Très large du fait des nombreuses activités qu'il suppose (location ou vente de matériel médical, installation et maintenance, organisation des réseaux de soins), le maintien à domicile (MAD) est un domaine qui semble affleurer à tous les niveaux de l'officine. Une omniprésence que les nombreux profils de patients à qui il se destine peuvent justifier : les personnes âgées avec pour cœur de cible les plus de 80 ans mais aussi les seniors en perte légère d'autonomie, les patients qui sortent de l'hôpital, les victimes d'accidents, les femmes enceintes…

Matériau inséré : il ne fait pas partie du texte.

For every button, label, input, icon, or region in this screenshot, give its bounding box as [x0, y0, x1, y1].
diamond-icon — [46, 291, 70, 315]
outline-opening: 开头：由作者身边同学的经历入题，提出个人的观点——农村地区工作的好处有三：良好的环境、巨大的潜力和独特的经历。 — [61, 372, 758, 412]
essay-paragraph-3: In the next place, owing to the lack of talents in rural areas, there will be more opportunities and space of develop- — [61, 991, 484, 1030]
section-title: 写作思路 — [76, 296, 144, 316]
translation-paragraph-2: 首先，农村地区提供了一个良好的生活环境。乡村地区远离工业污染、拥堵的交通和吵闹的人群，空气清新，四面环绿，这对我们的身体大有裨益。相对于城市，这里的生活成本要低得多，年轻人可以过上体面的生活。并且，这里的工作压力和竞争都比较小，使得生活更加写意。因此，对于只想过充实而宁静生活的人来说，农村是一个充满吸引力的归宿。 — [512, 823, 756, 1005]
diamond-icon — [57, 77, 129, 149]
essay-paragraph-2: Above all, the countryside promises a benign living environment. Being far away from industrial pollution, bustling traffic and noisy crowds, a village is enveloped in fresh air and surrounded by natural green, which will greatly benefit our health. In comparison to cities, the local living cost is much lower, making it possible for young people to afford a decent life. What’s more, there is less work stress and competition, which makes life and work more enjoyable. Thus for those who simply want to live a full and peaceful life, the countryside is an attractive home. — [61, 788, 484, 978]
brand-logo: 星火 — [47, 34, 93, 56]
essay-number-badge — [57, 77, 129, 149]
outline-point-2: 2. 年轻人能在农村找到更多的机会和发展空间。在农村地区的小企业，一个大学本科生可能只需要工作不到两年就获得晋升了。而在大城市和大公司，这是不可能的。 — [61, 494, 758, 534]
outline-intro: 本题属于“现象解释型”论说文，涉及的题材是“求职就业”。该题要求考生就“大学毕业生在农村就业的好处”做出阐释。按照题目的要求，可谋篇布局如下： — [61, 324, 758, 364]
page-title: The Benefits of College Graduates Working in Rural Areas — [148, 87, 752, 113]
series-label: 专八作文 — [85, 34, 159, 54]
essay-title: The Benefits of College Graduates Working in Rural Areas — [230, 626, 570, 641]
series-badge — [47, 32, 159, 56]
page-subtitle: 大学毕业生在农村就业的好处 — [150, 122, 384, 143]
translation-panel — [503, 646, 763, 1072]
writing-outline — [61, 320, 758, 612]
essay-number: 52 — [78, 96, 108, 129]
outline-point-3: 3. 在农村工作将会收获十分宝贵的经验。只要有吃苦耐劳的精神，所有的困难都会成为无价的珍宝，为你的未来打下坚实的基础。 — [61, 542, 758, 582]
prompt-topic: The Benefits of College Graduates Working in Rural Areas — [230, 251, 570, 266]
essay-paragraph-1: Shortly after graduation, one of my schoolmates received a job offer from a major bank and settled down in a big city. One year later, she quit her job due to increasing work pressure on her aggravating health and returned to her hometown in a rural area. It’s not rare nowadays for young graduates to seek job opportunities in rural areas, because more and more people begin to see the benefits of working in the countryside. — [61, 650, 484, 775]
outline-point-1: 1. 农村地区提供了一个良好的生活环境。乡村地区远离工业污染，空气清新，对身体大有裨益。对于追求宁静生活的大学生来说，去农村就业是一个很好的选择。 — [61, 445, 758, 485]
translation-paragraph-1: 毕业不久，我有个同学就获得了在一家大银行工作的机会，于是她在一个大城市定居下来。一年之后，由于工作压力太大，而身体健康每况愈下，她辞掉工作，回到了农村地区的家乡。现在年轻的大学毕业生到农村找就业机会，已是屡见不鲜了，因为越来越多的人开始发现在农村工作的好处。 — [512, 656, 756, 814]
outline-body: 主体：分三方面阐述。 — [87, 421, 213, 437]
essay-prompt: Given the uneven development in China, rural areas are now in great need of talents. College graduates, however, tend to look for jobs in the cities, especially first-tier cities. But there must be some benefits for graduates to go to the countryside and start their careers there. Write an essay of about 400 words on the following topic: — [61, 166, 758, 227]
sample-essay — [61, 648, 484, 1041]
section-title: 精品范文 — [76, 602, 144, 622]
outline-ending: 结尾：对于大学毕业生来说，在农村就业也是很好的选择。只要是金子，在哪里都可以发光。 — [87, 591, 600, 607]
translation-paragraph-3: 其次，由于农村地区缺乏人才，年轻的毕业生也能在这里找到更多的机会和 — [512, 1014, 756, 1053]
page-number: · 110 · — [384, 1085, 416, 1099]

Les problématiques de santé sont encore plus diverses, qu'il s'agisse de maladies neurodégénératives, de maladies et de plaies chroniques, d'AVC, de traumatismes des membres, de suites d'interventions chirurgicales, de grossesse à risque, mais aussi d'arthrose et d'ostéoporose, qui rendent les déplacements difficiles pour les personnes âgées…
Un marché en hausse de 7 % par an
« En 2030, 20 millions de Français auront plus de 60 ans, annonce Serge Carrier, dirigeant du groupement Pharmactiv. Aujourd'hui, 25 % des plus de 85 ans sont dépendants. Les besoins en termes de maintien à domicile ne vont faire que croître. Avec le vieillissement de la population et le recours croissant à l'ambulatoire, le marché global devrait connaître une hausse moyenne de 7 % par an. »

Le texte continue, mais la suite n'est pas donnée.